What is she talking about? He shook his head, mind too cloudy, fog settling over his
cognition. When had he ever said something like that?
Then it all smashed into his cognizance, his brain flooded with realizations. He was thrusted into
memories that provided him answers to those exact questions, subtle and some not so subtle
nuances and insinuations that had left his mouth that led her to that conclusion. He remembered
her asking him what he thought about couples and he’d scoffed, saying he never wanted a
girlfriend, hell, he didn’t even want to get married. I’m too focused on myself, he told her, to focus
on anybody else. He was just a step away from 18 then, about to enter the prime of his life, he told
her, he didn’t want to be tied down to anything or anybody. He wanted to have fun, wanted to
enjoy himself and his youth.
Then another time after he’d fucked her in his bed, when she was lying all bare and exposed next
to him just how he liked her, tracing patterns into his abdomen and chest. He remembered it so
clearly now, What do you think about love, Jungkook? she had asked him,do you think people as
young as us can fall in love, too? He didn’t realize it then, that she was asking about herself, about
him and her and how they fit together, and he cursed himself as he remembered his answer: I’ve
never been in love before, so how the hell would I know? He remembered now, how he looked at
her, laughing at her foolish question, about to ask her why she even asked, how the emotion drained
from her face and was replaced by a dark passivity. He remembered how he was about to reach
out to touch her, ask if she wanted to go for another round, when she got up from the bed and
hurriedly got dressed, muttering something about her parents expecting her home.

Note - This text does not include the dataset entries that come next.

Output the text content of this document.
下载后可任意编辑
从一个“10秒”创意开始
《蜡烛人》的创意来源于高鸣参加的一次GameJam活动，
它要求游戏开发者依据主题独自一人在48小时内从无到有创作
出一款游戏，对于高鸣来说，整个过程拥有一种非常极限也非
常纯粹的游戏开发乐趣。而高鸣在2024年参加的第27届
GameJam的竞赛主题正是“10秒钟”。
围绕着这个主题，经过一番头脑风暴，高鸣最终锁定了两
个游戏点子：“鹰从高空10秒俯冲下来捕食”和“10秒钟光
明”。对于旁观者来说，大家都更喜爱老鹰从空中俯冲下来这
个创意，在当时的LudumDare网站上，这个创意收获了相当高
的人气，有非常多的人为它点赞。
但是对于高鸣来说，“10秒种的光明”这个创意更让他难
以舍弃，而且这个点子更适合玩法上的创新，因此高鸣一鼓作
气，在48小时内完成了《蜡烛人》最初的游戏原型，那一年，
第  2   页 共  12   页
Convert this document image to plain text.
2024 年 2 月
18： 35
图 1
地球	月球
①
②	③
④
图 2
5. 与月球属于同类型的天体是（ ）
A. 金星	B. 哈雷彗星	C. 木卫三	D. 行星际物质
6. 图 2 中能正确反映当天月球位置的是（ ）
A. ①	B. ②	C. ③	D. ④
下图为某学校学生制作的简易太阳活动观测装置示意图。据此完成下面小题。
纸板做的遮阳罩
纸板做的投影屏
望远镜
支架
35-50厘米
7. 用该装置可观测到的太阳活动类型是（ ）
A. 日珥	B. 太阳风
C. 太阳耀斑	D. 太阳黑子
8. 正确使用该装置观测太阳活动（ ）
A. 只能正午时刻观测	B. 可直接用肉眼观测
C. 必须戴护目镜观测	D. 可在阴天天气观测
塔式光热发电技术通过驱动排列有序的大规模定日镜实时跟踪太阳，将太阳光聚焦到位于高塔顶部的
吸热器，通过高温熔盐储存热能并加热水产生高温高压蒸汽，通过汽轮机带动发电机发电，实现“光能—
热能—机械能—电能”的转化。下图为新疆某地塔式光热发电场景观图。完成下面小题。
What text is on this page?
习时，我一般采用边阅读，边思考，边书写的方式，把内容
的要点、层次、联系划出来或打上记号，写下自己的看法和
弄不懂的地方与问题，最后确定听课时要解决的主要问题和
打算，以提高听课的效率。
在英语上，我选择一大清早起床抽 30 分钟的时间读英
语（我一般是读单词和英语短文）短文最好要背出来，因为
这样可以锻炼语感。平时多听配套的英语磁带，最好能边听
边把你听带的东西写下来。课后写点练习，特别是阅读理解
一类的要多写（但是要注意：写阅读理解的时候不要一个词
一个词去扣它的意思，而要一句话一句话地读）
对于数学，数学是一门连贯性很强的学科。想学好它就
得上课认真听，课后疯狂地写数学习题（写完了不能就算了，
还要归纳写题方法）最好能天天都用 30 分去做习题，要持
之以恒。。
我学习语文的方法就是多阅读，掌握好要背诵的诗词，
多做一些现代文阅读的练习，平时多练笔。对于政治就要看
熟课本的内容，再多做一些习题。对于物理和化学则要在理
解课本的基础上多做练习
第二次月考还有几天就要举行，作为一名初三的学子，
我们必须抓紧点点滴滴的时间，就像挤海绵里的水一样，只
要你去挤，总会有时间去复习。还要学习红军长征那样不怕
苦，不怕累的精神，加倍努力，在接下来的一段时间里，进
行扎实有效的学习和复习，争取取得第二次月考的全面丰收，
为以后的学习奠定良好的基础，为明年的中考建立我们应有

He didn’t think anything of it then because he still had her; she was still talking to him, she was
still smiling at him, she was still his. But now, on this very night, as he gazed upon her pained
expression, he realized how obvious it had been; he should’ve known how she felt, should’ve
understood what she so desperately wanted him to know.
He should’ve known how he felt too, that he didn’t want to be without her, didn’t want her to live
without him, didn’t want her in anyone else’s arms except for his own, didn’t want anyone else in
his arms except for her.
But it wasn’t the alcohol that had his head swimming with confusion, it was the “was” in her
previous statement, the past tense making his heart crumble slowly into pieces.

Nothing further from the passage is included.